In 1827 werd het Voornse Kanaal aangelegd wat de omgeving van het huis geheel heeft doen veranderen waardoor het gebouw meer op de achtergrond werd gedrukt.

De dames Hofkes hebben het grote fortuin, dat door hun oom werd nagelaten, na hun dood omgezet in de zogenaamde Hofkesstichtingen bestemd voor Zwartewaal, Heenvliet en Oudenhoorn. Het huis verkochten zij aan de N.V. Hollandia Melk, die hierin een melkfabriek vestigde. In 1918 was er wederom een nieuwe eigenaar de heer A. Korteweg. Zes jaar later werd serieus overwogen om het hele gebouw maar af te breken. Dat dit niet is doorgegaan, kan onder meer worden toegeschreven aan de vele protesten. Notaris J.M. Korteweg, de volgende eigenaar gaf in 1929 opdracht tot een volledige restauratie die in 1930 werd voltooid.

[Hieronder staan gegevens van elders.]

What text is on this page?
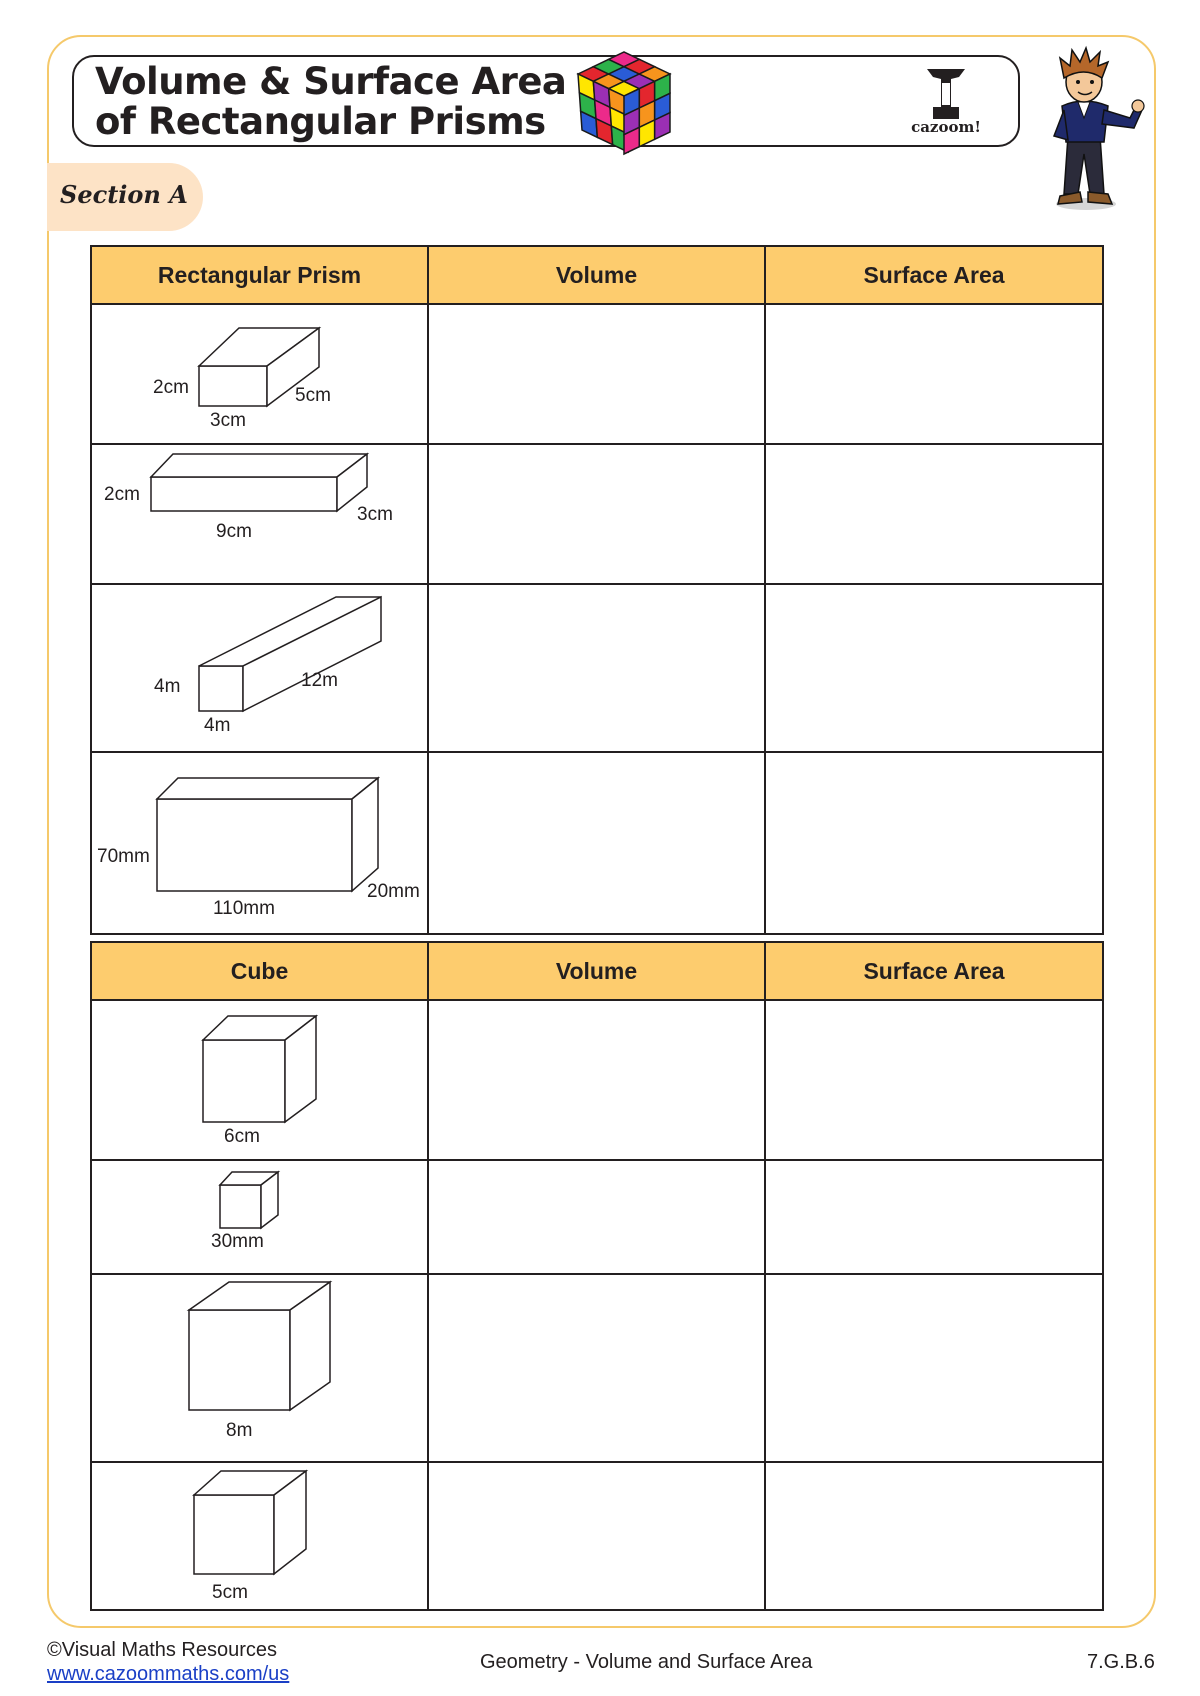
Volume & Surface Area
of Rectangular Prisms	cazoom!
Section A
Rectangular Prism	Volume	Surface Area

2cm 5cm
3cm		

2cm
3cm
9cm		

4m 12m
4m		

70mm
20mm
110mm		

Cube	Volume	Surface Area

6cm		

30mm		

8m		

5cm		

©Visual Maths Resources
www.cazoommaths.com/us
Geometry - Volume and Surface Area	7.G.B.6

Door de industriële ontwikkelingen op Rozenburg werd het huis wederom bedreigd met sloop. Daarom wordt het in 1975 in zijn geheel verplaatst van Nieuwesluis aan het Voornse Kanaal naar de Rotterdamse wijk Charlois, op de plek van een kort tevoren afgebrande boerderij. Het gebouw wordt op Charlois tegenwoordig voornamelijk gebruikt voor zakelijke bijeenkomsten en trouwpartijen.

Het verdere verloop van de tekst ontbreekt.